# MediMine: Data Preprocessing
**Author:** Hussam M. Bansao
**Goal:** Clean and transform the raw symptom dataset into a transactional format for Apriori.

In [6]:
import pandas as pd
import numpy as np
from mlxtend.preprocessing import TransactionEncoder

# Load the dataset
# Make sure your file is at this exact path
try:
    df = pd.read_csv('../data/raw/dataset.csv')
    print("✅ Dataset loaded successfully.")
    display(df.head())
except FileNotFoundError:
    print("❌ Error: File not found. Please ensure 'dataset.csv' is in 'data/raw/'.")

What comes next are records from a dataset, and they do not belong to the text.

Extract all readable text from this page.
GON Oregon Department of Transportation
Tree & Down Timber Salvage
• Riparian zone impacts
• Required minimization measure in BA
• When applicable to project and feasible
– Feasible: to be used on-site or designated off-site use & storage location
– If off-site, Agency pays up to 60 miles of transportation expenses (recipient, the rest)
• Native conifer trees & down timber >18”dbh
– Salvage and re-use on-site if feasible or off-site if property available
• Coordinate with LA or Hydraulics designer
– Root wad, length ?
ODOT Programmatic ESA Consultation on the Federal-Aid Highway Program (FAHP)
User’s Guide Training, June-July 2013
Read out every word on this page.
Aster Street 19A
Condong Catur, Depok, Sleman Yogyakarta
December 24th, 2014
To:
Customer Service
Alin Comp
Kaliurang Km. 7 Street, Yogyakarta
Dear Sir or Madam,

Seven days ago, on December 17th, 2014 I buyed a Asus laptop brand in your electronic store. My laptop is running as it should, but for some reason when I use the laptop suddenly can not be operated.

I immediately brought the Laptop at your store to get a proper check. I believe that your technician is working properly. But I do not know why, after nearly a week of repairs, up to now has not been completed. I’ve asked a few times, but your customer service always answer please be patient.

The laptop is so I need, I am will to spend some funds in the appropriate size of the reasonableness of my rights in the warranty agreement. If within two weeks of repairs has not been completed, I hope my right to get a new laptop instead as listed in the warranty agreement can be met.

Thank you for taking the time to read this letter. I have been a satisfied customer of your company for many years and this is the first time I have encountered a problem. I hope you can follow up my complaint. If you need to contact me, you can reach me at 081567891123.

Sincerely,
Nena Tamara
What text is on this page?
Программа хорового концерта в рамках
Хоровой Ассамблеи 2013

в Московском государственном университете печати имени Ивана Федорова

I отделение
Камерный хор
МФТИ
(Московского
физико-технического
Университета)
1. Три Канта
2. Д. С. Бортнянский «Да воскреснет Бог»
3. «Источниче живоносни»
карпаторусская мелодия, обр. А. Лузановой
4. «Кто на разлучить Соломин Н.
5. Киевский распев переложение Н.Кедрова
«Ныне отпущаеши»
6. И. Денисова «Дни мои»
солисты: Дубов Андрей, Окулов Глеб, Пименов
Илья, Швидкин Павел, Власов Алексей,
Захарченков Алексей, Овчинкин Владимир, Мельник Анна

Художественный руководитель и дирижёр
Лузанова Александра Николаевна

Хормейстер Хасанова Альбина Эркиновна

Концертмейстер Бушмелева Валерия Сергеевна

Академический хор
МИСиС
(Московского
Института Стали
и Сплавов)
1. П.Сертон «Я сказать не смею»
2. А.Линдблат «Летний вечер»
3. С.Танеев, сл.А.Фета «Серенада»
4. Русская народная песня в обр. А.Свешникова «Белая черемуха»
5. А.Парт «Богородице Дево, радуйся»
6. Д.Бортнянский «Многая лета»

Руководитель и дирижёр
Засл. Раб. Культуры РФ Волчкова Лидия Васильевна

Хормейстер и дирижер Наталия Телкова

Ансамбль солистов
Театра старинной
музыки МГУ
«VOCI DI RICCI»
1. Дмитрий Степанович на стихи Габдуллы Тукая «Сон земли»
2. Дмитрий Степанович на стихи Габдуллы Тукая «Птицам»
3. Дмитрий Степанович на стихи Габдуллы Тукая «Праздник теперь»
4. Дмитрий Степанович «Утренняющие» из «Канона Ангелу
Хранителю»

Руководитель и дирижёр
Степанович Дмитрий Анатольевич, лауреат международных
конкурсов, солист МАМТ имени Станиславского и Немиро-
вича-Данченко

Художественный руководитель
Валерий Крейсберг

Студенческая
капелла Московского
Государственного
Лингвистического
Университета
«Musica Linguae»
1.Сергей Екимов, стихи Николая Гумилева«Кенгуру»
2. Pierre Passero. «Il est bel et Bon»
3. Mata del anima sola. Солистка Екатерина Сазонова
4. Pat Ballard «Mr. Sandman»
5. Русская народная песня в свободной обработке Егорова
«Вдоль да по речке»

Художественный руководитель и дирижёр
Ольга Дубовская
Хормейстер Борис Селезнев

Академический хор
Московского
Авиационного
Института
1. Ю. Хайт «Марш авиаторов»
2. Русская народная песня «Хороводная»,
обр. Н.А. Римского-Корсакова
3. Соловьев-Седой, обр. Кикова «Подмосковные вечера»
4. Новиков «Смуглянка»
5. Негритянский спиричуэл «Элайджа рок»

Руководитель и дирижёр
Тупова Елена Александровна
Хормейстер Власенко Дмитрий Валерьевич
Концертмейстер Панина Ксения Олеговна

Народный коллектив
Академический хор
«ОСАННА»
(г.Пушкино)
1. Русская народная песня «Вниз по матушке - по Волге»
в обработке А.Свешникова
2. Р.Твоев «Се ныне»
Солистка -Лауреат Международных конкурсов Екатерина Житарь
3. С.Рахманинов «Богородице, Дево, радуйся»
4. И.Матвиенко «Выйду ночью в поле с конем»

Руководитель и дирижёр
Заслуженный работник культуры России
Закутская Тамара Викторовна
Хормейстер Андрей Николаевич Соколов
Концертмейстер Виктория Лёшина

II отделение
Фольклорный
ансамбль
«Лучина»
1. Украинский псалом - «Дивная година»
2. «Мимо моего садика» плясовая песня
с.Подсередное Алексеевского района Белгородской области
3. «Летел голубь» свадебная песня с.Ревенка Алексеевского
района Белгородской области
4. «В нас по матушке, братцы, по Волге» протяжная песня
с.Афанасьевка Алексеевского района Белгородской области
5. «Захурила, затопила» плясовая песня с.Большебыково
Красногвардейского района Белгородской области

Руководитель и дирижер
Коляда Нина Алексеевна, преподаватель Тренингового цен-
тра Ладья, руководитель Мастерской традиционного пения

✅ Dataset loaded successfully.


Unnamed: 0,Disease,Symptom_1,Symptom_2,Symptom_3,Symptom_4,Symptom_5,Symptom_6,Symptom_7,Symptom_8,Symptom_9,Symptom_10,Symptom_11,Symptom_12,Symptom_13,Symptom_14,Symptom_15,Symptom_16,Symptom_17
0,Fungal infection,itching,skin_rash,nodal_skin_eruptions,dischromic _patches,,,,,,,,,,,,,
1,Fungal infection,skin_rash,nodal_skin_eruptions,dischromic _patches,,,,,,,,,,,,,,
2,Fungal infection,itching,nodal_skin_eruptions,dischromic _patches,,,,,,,,,,,,,,
3,Fungal infection,itching,skin_rash,dischromic _patches,,,,,,,,,,,,,,
4,Fungal infection,itching,skin_rash,nodal_skin_eruptions,,,,,,,,,,,,,,


## 2. Data Cleaning
The dataset often has underscores in symptom names (e.g., `stomach_pain` instead of `stomach pain`). We will remove these to make the results readable.

In [7]:
# Function to clean text
def clean_text(text):
    if isinstance(text, str):
        return text.replace('_', ' ').strip()
    return text

# Apply cleaning to all columns
df_clean = df.applymap(clean_text)

print("Cleaning complete. Sample:")
display(df_clean.iloc[0].values)

Cleaning complete. Sample:


  df_clean = df.applymap(clean_text)


array(['Fungal infection', 'itching', 'skin rash', 'nodal skin eruptions',
       'dischromic  patches', nan, nan, nan, nan, nan, nan, nan, nan, nan,
       nan, nan, nan, nan], dtype=object)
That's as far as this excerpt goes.